6. Compare naive vs tuned - what you actually show.

At this point we’ve run both versions of the service through the same test, so we can finally step back and compare how they behave. Rather than drowning in every single metric, it’s more useful to focus on a few practical questions: how close does each setup get to its memory limit, how often and how long does GC pause the world, and what does all of that do to request latency?When you line up the naive and tuned containers side by side with those questions in mind, the differences become much easier to see and to explain to your team.

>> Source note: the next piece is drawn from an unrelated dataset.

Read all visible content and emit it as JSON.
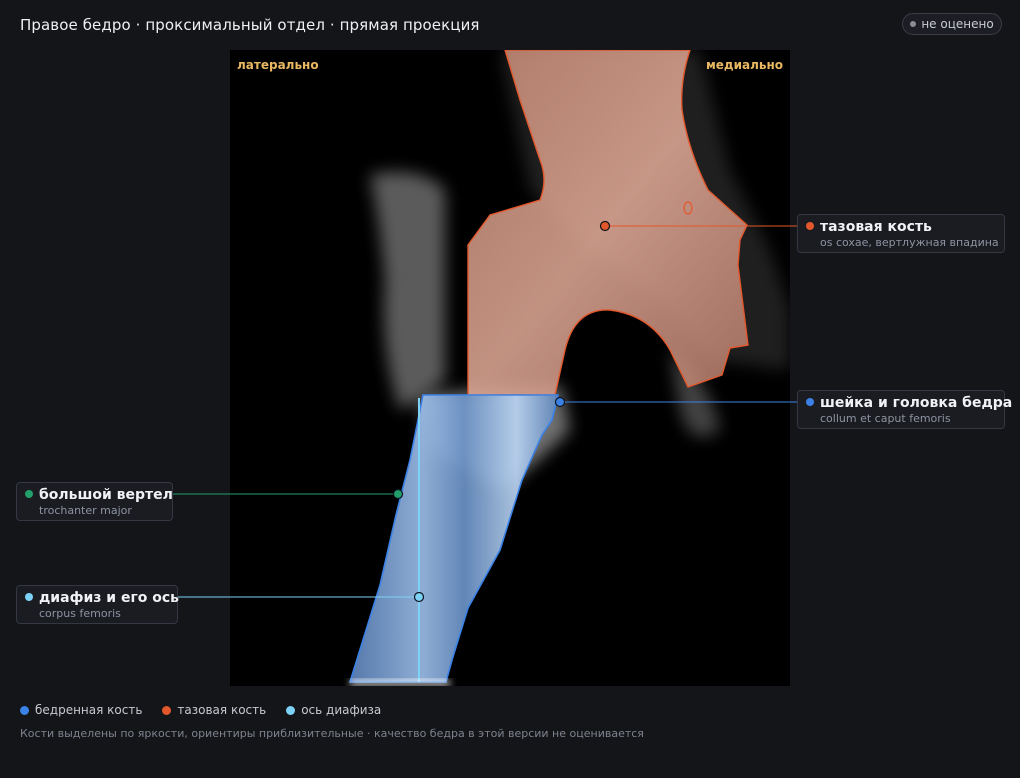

The summary below captures the kind of patterns you’re likely to observe and gives you a simple way to talk about why JVM tuning for containers actually matters in day‑to‑day production work.

Findings are :

  • Naive container:

    • Heap grows near cgroup limit.

    • Occasional OOMKills when load spikes.

    • Longer GC pauses (e.g., > 800ms).

    • P95 latency for /work around 400–500ms.

  • Tuned container:

    • Heap capped at ~350MB inside 512MB container.

    • No OOMKills in the same test.

    • GC pauses capped around 200–250ms.

    • P95 latency drops to ~250–300ms.

    • CPU usage a bit smoother (less spike from stop-the-world GC).

These numbers will look a bit different in every environment, but the pattern is usually the same: the naive configuration feels fine until it suddenly doesn’t, while the tuned configuration behaves in a slower, more predictable way that operators can actually trust. Once you see the two side by side, it becomes much easier to justify a small amount of JVM tuning work whenever a new Spring Boot service is deployed to containers.Instead of reacting to random OOMKills or vague complaints about latency, you can point to concrete changes in heap usage, GC pauses, and request times that came from a handful of well‑chosen flags. From there, you can continue to refine the settings for your own traffic patterns, but even this basic level of tuning is a big step up from running everything on JVM defaults.

7. Checklist for readers

If you take nothing else away from this article, let it be this: the JVM is a powerful runtime, but it doesn’t magically understand the constraints of your containers unless you tell it how to behave. A small amount of deliberate configuration—container‑aware heap sizing, a sensible GC choice, basic metrics, and tests that run inside real memory limits—can turn a fragile Spring Boot deployment into something much more predictable.

  1. Always run Java in containers with container‑aware settings (e.g. -XX:+UseContainerSupport and MaxRAMPercentage), instead of relying on JVM defaults.

  2. Set explicit memory limits for every Spring Boot service and size the heap as a percentage of that limit so there’s room left for metaspace, threads, and native buffers.

  3. Pick a GC that matches microservice workloads (G1GC is a good default) and set a realistic pause target rather than chasing “zero pauses.”

  4. Expose JVM and HTTP metrics by default using Spring Boot Actuator and Micrometer, and make sure jvm_* and http_server_* metrics are scraped in your monitoring stack.

  5. Test under load inside real containers, with the same memory limits and startup options you plan to use in production, before you ship a new service.

The checklist above is a simple starting point you can apply to every new microservice, and you can refine it over time as you learn more about your own traffic patterns and performance goals. The important part is to stop treating JVM tuning as an afterthought and start treating it as a normal, repeatable part of how you ship Java services to production.